Considerando anche che Verona ha la fortuna di avere a disposizione un corpo di ballo di ottima qualità. Restando sul balletto, è bene ricordare che ora è partita una tournée della Medea, vista questa estate al Teatro Romano.
Bellissima produzione di Zanella, andata in scena a Trento, con una forza drammatica e musica sublime di Teodorakis, aumentata dal coreografo fino a giungere all'autentica tragedia greca. Un'ora e mezza che passa in un attimo.

C'è un'idea di ampliamento per il corpo di ballo?
Amo molto la danza, sono una persona entusiasta, ottimista, ma con i piedi per terra. Mi sono sempre interessato a questo mondo per la crudeltà che lo caratterizza. Oltre al sacrificio fisico, bisogna pensare che ogni ballerino entra in un corpo di ballo come ballerino di fila. Ogni danzatore si forma e forma il suo fisico facendo ruoli da solista. Se si ha talento si avrà la possibilità di interpretare ruoli da étoile soltanto se qualcuno si fa male, dopo che il direttore del corpo di ballo, che aveva intuito le sue capacità, fa studiare il ruolo al ballerino di fila, come copertura. Sembra una sciocchezza, ma nella testa di un ballerino è fin da bambino presente il pensiero che lui danzerà solamente se si farà male qualcun altro e che quando si farà male lui, un altro sarà pronto a prendere il suo posto. È una situazione molto difficile da gestire psicologicamente, in Italia come all'estero, perché hanno molto meno mercato, rispetto ai cantanti d'opera; è, altresì, molto interessante vedere come riescano a reggere tutto questo. Senza scordare la dedizione per la formazione del proprio fisico nei primi anni di vita, che non consente di avere attività parallele, dovendo trascorrere in sala prove dalle cinque alle sei ore e a trentatré anni si sarà vecchi.

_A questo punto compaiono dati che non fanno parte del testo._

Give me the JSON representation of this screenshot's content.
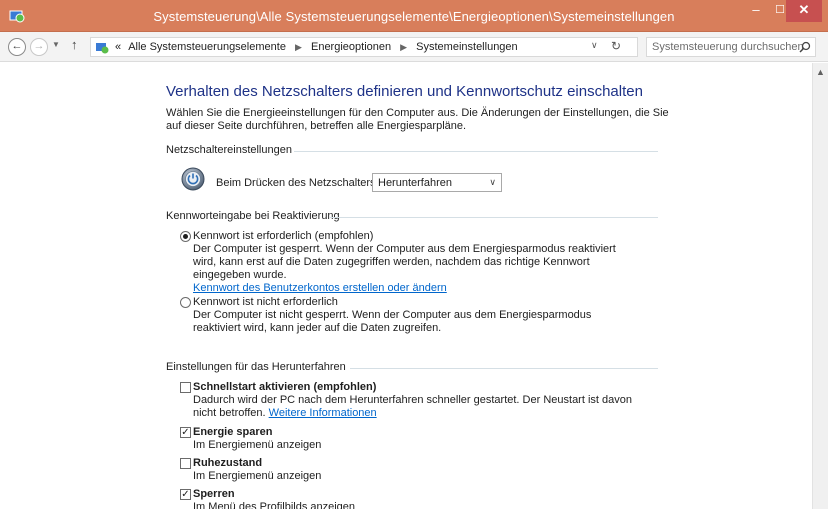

Forse io non sarò più qui, ma spero che negli anni si possa ampliare il corpo si ballo, per affrontare il grande repertorio classico. Ora noi abbiamo principalmente primi ballerini, ballerini solisti e pochissimi ballerini di fila: dovremmo avere almeno cinquanta, sessanta ballerini di fila, ma ci vorrà molto tempo.

In cartellone al Filarmonico c'è anche Il barbiere di Siviglia, che vedremo anche questa estate, ma in una produzione completamente diversa.
Sarà mirato a un pubblico di bambini, un cartone animato con cui interagiranno gli interpreti. Il tutto godibile anche per un pubblico adulto, ma che può essere pretesto per avvicinare i bambini all'opera, con cantanti di alto livello.

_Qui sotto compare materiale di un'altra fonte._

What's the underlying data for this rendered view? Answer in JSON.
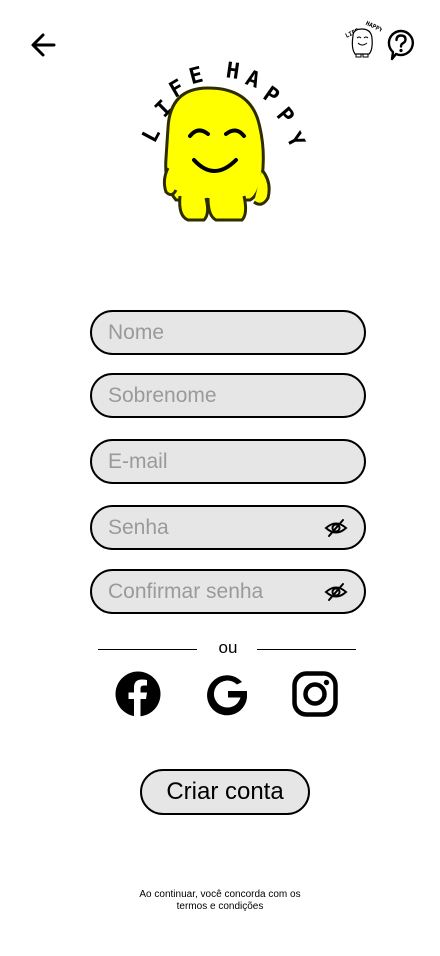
{
  "header": {
    "back_icon": "arrow-left-icon",
    "mini_logo_icon": "life-happy-mini-logo",
    "help_icon": "question-circle-icon"
  },
  "logo": {
    "text": "LIFE HAPPY",
    "color": "#ffff00"
  },
  "form": {
    "nome_placeholder": "Nome",
    "sobrenome_placeholder": "Sobrenome",
    "email_placeholder": "E-mail",
    "senha_placeholder": "Senha",
    "confirmar_placeholder": "Confirmar senha"
  },
  "divider_text": "ou",
  "social": {
    "facebook_icon": "facebook-icon",
    "google_icon": "google-icon",
    "instagram_icon": "instagram-icon"
  },
  "create_button_label": "Criar conta",
  "terms": {
    "line1": "Ao continuar, você concorda com os",
    "line2": "termos e condições"
  }
}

Infine si chiuderà con Die Zauberflöte.
Sì con un cast molto interessante, con un'unica compagnia, ad eccezione della Regina della notte - Sofia Mchedlishvili in cui ripongo molta fiducia-, perché, nel malaugurato caso accada qualcosa, preferisco dormire sonni tranquilli.

Titoli di repertorio anche all'Arena di Verona...
Esatto, ma attendiamo le comunicazioni ufficiali.

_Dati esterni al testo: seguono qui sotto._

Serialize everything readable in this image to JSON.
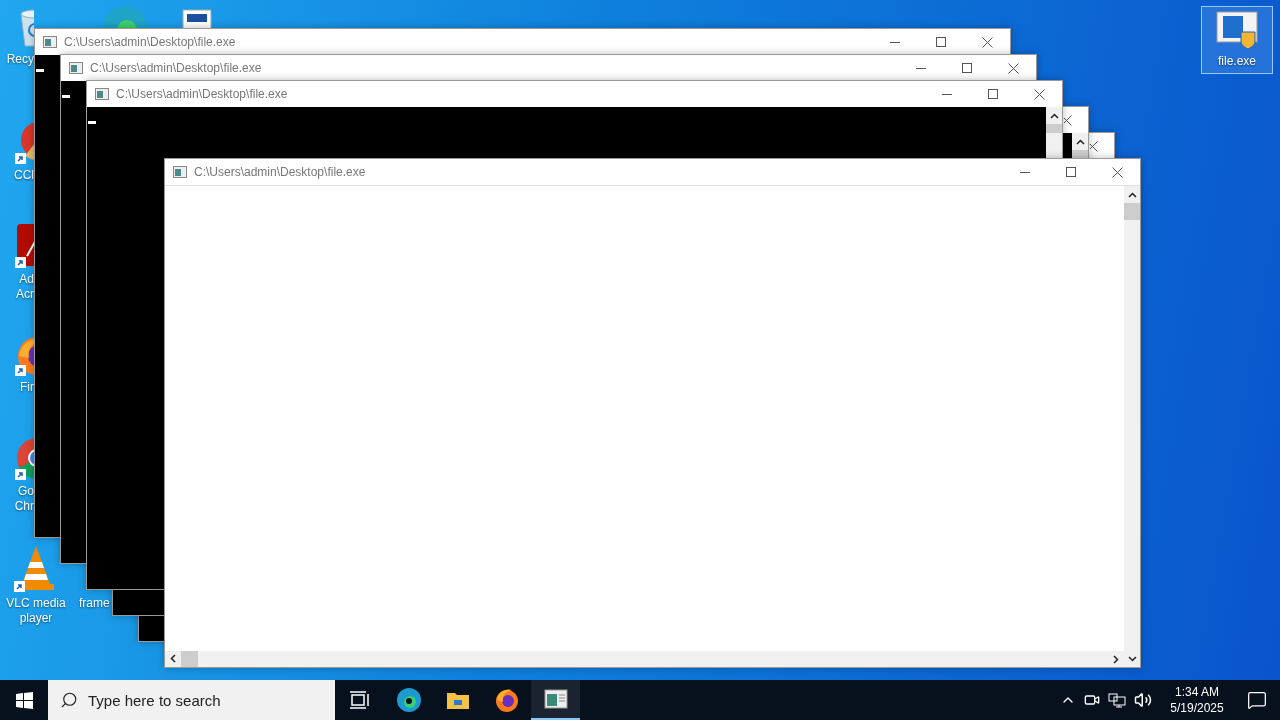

Progetti eventuali per la Fondazione?
Come ho già detto il momento è difficile per tutti e i teatri sono alla ricerca di un pubblico nuovo; quest'anno riusciremo a fare delle promozioni sui biglietti, offrendo posti in platea a 15 euro. Ci tengo molto, ma non voglio venga percepita come una svendita, bensì come un'opportunità. Le famiglie, di questi tempi, hanno grandi difficoltà economiche e ci sembra giusto consentire di venire all'opera a prezzi scontati. Non ha senso tenere una poltrona vuota. Ci sono le punte di diamante, ma siamo tutti dipendenti del teatro e ognuno ne è una componente: anche un cantante come Domingo ha bisogno di coro orchestra e di tutte le altre maestranze.

Grazie per la disponibilità, la seguiremo con altrettanta passione.